What’s a better approach to figuring out whether your network has been compromised than simply waiting for evidence of a breach? It’s to assume your network already has been breached, then carefully looking for the threat using a broad set of tools.

While every organization is different and therefore, has a different set of challenges regarding endpoint protection solutions, generally you should optimize your network for endpoint threat detection in the following way:

  1. First, the network needs to be analyzed from the inside out. Carefully review your organization’s network to identify all potential endpoints and vulnerability sites. Many companies have a strong infrastructure with monitoring and tools already in place to help obtain real-time intelligence about potential threats. Others need to improve their networks for this purpose.
  2. Next, once your environment is understood and analyzed, it needs to be reviewed. Identify all potential “holes” and endpoints where hackers could potentially breach your network. Don’t forget about virtualization, which creates many endpoints from a security perspective. The total number of endpoints and potential breach sites depends on your unique network structure.
  3. Once you have analyzed your network, look at your current endpoint management solutions. What technologies are in place to control access to your network? Do employees bringing their own devices need to have special security protocols installed in order to gain network access, or do they simply use a network password? How does your company verify connected devices are compliant with network security standards? This is more difficult than it appears. A device may appear to be compliant, but unseen modifications may make it more vulnerable (such as a jailbroken iPhone).
  4. Finally, ask yourself, how does your organization identify compromised endpoints? Once a compromised endpoint is discovered, what mobile endpoint security solutions do you have in place to neutralize threats when they are found?

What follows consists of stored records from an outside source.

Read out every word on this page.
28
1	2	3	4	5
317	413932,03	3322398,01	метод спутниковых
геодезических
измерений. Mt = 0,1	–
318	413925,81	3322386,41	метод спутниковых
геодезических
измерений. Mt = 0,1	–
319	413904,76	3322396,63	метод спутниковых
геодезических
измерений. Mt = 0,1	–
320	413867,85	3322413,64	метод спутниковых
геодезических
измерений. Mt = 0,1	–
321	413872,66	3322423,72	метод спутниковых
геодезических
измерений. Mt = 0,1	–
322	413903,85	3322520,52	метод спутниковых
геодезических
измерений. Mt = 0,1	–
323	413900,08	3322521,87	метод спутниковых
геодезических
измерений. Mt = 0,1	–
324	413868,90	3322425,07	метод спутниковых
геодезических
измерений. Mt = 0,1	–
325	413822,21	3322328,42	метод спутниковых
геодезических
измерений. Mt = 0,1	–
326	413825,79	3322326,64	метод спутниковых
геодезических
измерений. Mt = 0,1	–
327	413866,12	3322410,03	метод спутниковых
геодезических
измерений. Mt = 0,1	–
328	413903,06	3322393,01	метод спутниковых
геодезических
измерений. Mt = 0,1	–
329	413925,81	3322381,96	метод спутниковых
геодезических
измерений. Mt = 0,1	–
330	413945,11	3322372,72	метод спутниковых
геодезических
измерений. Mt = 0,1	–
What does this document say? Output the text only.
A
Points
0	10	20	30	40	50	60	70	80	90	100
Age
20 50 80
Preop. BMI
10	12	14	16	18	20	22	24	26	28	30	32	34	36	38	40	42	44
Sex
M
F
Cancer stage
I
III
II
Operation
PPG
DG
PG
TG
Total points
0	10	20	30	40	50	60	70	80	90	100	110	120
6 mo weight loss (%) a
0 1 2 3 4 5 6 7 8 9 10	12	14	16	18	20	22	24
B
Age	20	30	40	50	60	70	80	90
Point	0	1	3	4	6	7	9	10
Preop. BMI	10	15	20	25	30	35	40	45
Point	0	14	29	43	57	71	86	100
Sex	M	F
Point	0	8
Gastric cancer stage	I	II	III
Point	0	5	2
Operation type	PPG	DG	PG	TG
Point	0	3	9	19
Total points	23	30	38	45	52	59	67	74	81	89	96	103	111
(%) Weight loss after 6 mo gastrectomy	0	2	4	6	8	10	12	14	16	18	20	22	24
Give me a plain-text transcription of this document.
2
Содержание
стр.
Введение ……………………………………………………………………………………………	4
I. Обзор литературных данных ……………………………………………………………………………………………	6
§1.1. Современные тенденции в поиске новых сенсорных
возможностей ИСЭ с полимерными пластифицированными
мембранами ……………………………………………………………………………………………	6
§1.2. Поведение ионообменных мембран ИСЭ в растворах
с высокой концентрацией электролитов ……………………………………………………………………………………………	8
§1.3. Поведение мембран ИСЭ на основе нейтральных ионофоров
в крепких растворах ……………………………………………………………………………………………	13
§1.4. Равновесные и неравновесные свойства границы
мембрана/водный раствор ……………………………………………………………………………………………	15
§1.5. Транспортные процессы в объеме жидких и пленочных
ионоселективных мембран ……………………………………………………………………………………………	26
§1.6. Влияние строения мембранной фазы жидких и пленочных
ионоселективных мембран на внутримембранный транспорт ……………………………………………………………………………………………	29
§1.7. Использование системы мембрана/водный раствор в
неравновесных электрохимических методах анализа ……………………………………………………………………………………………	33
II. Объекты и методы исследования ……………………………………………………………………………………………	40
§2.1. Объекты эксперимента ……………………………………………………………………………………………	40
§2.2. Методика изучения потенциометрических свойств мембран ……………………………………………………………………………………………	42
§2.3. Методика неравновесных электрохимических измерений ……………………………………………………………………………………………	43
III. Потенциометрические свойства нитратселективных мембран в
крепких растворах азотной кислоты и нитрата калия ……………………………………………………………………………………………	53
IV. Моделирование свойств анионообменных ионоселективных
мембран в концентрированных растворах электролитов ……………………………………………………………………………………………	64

Once your organization has implemented a procedure similar to the one described above, you’ll have much more network visibility and greater actionable intelligence you can use to protect your network. This increased end-to-end network visibility will make detecting threats much faster.

Endpoint Protection Solutions Detect and Remove Vulnerabilities

Because hackers are constantly refining their techniques and discovering new vulnerabilities, it’s nearly impossible to make your network 100% safe from vulnerabilities. The good news is you can find and neutralize threats before they have the opportunity to harm your business. Statistical and behavioral analysis enables much faster threat detection, allowing you to act early.

  • Statistical analysis uses historical analysis to find slow attacks that normally wouldn’t be visible without reviewing a large period of time, such as the past 6 months or year. For example, perhaps an employee’s device accessed the network an average of 30 times per day for 6 months but then suddenly logged in during the middle of the night. This anomaly could be caused by a compromised endpoint.
  • Behavioral analysis uses more subtle detection systems that identify behavioral anomalies based on historical data collection. This allows you to detect threats operating below the threat signature noise threshold, enabling more accurate endpoint threat detection and less alert fatigue on the part of your network administrators. An example of this would be analyzing how often programs changed, since malware often changes or installs itself on many devices quickly, while legitimate programs do not change quickly.

Through combining statistical and behavioral analysis, your network will deliver greater threat detection immediately at the endpoint. Seemingly random, unconnected blips in your endpoint data collection will be linked.